Blog #12: Time-driven Swipe Gesture Detection Library

2 Jan 2023

Blog #12: Time-driven Swipe Gesture Detection Library

I welcome you to my 12^th blog post as part of Experimenting with Gesture Sensors competition. Currently there are previous 11 blog posts which I used for describing my first steps with gesture sensor and describing my path to complete my first project which I shown in 9^th blog post. Now I am in last phase and this and next blog post will describe my own gesture detection algorithm which I created for completing my second gesture-controlled game. If you missed some of my blogs, fee free to read them now. Here is list of links to all previous blog posts:

MAX25405 Operation

For describing what is goal of this and next blog post it is good to repeat how do the MAX25405 sensor work. MAX25405 is optical sensor. It has array of 60 pixels which are sensitive to infra-red light. Infra-red light is invisible to people but still behave like a light and sensors and cameras are sensitive to this light also. Evaluation Kit of this sensor which I use as part of competition have 4 onboard infra-red LED diodes which emits IR light. If you place hand to the front of LED and sensor some light emitted from the LEDs reflect from your hand back to the sensor and sensor sense it. If you place your hand out, then less light arrives back to the sensor. MAX25405 have 60 of these sensors formed to the matrix, so if you move your hand, then reflected amount will be more saturated under your hand. You can see this behaviour on the following video (the same video was in my blog #6 which contains more details about it):

The difference between MAX25405 and competitors is that some competitors have integrated engine which process data from the sensors and then returns gesture information on the output. But MAX25405 instead have almost no engine and instead give you RAW data which you have seen on video above.

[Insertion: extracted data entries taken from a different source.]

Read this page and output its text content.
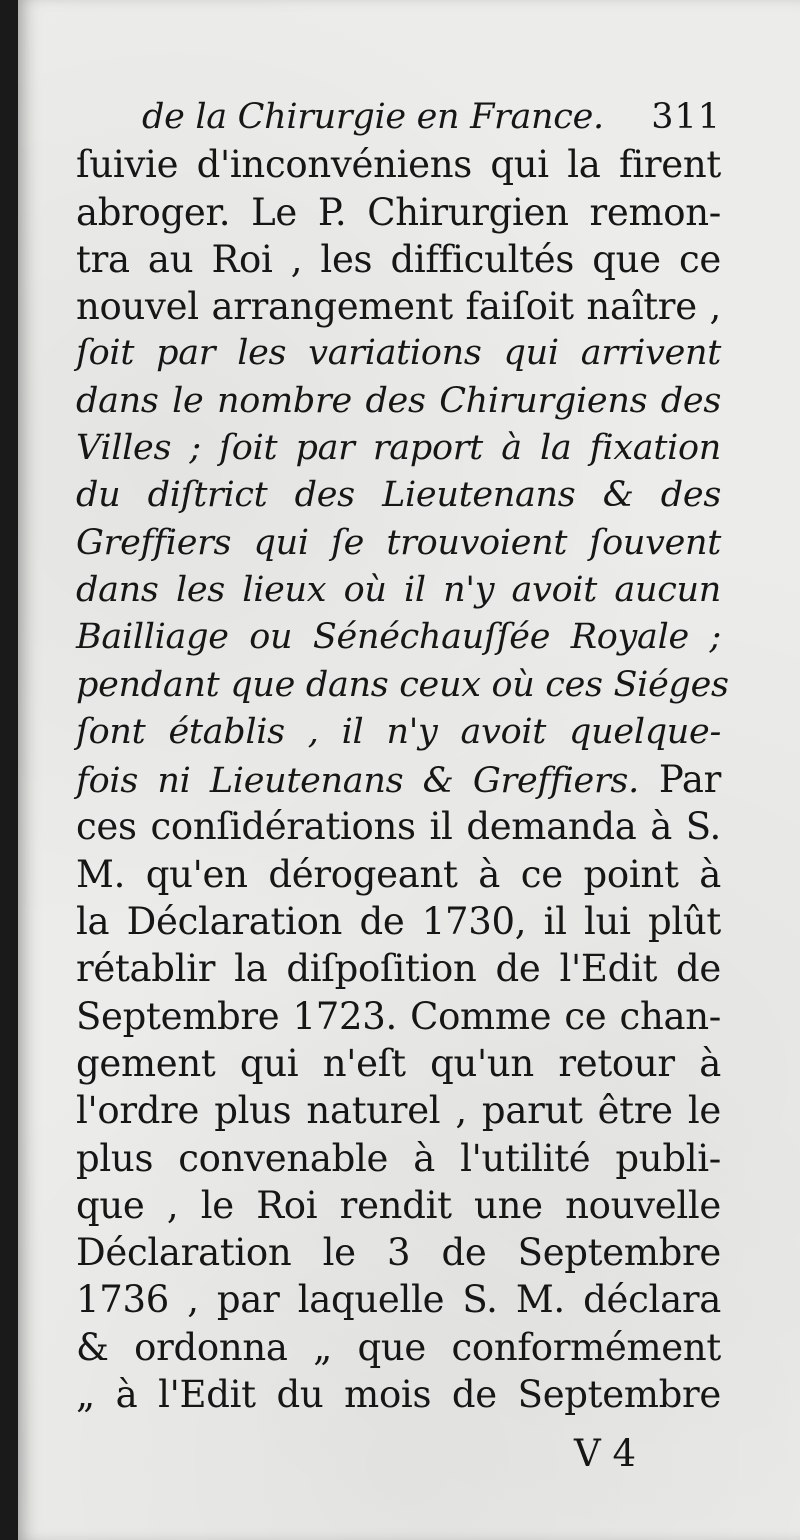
de la Chirurgie en France. 311
ſuivie d'inconvéniens qui la firent
abroger. Le P. Chirurgien remon-
tra au Roi , les difficultés que ce
nouvel arrangement faiſoit naître ,
ſoit par les variations qui arrivent
dans le nombre des Chirurgiens des
Villes ; ſoit par raport à la fixation
du diſtrict des Lieutenans & des
Greffiers qui ſe trouvoient ſouvent
dans les lieux où il n'y avoit aucun
Bailliage ou Sénéchauſſée Royale ;
pendant que dans ceux où ces Siéges
ſont établis , il n'y avoit quelque-
fois ni Lieutenans & Greffiers. Par
ces conſidérations il demanda à S.
M. qu'en dérogeant à ce point à
la Déclaration de 1730, il lui plût
rétablir la diſpoſition de l'Edit de
Septembre 1723. Comme ce chan-
gement qui n'eſt qu'un retour à
l'ordre plus naturel , parut être le
plus convenable à l'utilité publi-
que , le Roi rendit une nouvelle
Déclaration le 3 de Septembre
1736 , par laquelle S. M. déclara
& ordonna „ que conformément
„ à l'Edit du mois de Septembre
V 4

As you have seen the data from the sensor can give you location of hand. The conversions of these 60 values to the information that hand was moved from left to right is not trivial. And this and next blog posts are exactly about it. About converting 60 values within some time period to meaningful information saying that these values correspond to moving hand from left to right (or other directions of course).

I implemented two algorithms. Some logic was very similar in both algorithms but at higher layer they were different. At first, I developed algorithm which will describe in this blog post. It took me several days to develop my first gesture detection algorithm and tweak it. But when I was tuning algorithm, I was also tuning my hand to make gestures exactly as expected by algorithm. Later when I deployed my first algorithm to the application and started testing it, I realized that my first algorithm is really trash and error rate is very high. I spend several other days with trying to fix it by changing some constants, modifying some minor logic and so on, but later I realized that it do not make sense to spend other time with it and instead I utilized all gained skills and created second algorithm differently. The second algorithm was much better and later I used it in my second project which I will describe sometime later. In this blog I will describe my first algorithm and in next blog I will describe my second algorithm.

Inspiration

I wrote my algorithm completely from scratch, but many ideas are inspired from GUI software for evaluation kit and its parameters and also some ideas come from Maxim Firmware framework which is incomplete project offered by Maxim to download at MAX25405 page. This project contains some preprocessing logic, but it is missing code required for proper gesture detection.

Steps

Generally, my algorithm is based on two stages:

Data pre-processing
Gesture classification

In following sections I will describe all steps of both stages which I implemented in my first algorithm.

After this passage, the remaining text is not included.